Ainsi, en énonçant des propositions composées de ces faits ou des états de choses possibles, on montre la forme logique de la réalité (ou le sens de nos propositions, c'est à peu près pareil), et on dit ce qui est le cas si cette proposition est vraie (Tractatus, 4.022). En pensant par propositions, on peut donc enquêter de la manière la plus optimale qui soit !

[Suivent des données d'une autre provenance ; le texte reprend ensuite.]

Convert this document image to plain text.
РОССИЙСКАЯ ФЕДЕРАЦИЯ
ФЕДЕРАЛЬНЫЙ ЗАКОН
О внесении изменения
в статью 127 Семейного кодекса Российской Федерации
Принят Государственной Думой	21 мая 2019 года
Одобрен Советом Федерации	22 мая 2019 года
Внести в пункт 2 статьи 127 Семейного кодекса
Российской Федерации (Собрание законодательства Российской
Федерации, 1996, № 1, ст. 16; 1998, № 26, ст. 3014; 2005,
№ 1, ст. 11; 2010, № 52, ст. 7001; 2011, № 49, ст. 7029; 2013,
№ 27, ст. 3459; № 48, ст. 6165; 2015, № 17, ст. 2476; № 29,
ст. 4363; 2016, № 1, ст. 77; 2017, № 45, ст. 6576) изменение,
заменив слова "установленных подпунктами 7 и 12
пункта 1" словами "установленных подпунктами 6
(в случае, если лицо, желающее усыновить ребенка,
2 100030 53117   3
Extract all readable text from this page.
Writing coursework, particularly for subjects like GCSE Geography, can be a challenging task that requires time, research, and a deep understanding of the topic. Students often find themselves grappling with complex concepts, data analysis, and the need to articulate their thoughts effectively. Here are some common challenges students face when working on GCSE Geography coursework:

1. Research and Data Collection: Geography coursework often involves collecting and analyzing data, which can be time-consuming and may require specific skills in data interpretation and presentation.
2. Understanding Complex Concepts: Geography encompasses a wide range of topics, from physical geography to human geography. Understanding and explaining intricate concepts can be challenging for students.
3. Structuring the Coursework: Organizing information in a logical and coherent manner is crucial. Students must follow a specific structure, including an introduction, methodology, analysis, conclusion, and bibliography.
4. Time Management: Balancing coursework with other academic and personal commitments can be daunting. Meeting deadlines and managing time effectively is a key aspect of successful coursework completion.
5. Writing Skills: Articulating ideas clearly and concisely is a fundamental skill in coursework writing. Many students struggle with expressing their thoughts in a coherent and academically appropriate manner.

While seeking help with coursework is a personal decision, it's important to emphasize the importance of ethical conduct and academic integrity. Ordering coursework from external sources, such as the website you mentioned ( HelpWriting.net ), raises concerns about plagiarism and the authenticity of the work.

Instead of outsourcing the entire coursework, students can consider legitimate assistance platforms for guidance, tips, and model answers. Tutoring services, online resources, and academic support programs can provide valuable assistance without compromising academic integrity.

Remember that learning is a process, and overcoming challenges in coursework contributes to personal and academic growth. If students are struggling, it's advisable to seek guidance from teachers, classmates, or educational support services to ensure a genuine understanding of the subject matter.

L'inférence de l'enquête n'est donc pas une inference strictement
temporelle (b se déduit de a car a se produit avant b), mais logique (si a, alors b : $ A \implies B$). Tout le
problème réside dans l’évaluation de la force de cette implication, force
d’ordre probable si les faits relèvent de la vie sociale.
Mais c’est
une probabilité qui tend vers 1 à mesure que l’on déduit les possibilités
logiques. On voit souvent souvent Sherlock poser une hypothèse au début de ses enquêtes, puis collecter des faits qui tendent ou non à la confirmer au fur et à mesure du temps.
5) The science of deduction:
D'où le nom du blog de Sherlock : non pas simple déduction, mais science de la déduction. On le voit tout au long de la série, Sherlock passe parfois des journées à décomposer des yeux humains dans des tasses, à étudier la durée de vie d'une tête décapitée dans son réfrigérateur, etc. Cela lui permet de collecter des propositions vraies (ou des faits, de toutes façon les propositions sont des faits) et donc utiles pour des déductions futures.
J'aime bien le passage (je crois, dans la saison 4, mais je ne suis plus sûr) où il déduit « trop » de choses : Sherlock est avec un client venu a priori à cause de ses problèmes de couple. Mais Sherlock pense (ou plutôt suppose) que Moriarty est derrière le coup : il utiliserait l’appartement du client pour déstabiliser l’ONU, car celui-ci est situé juste en face de l’ambassade des USA, ce qui permettrait de contrôler le président des USA grâce aux technologies de contrôle inventées par Moriarty, dont Sherlock a entendu parler.
Mais, bien sûr, Sherlock avait déjà trouvé la solution au problème du client (liée je crois à une tromperie). Il s’amusait juste avec lui afin de s’entraîner à déduire toutes les possibilités logiques liées à sa situation, car la nature de la substance simple qu’est Moriarty est extrêmement complexe (beaucoup de propriétés, de dispositions, et surtout de faculté de calcul logique). Cela force Sherlock à « calculer » encore plus.
6) Quand tout "fait sens"
La citation en en-tête résume bien ce qui caractérise toute déduction : le "moment" où tout "fait" sens.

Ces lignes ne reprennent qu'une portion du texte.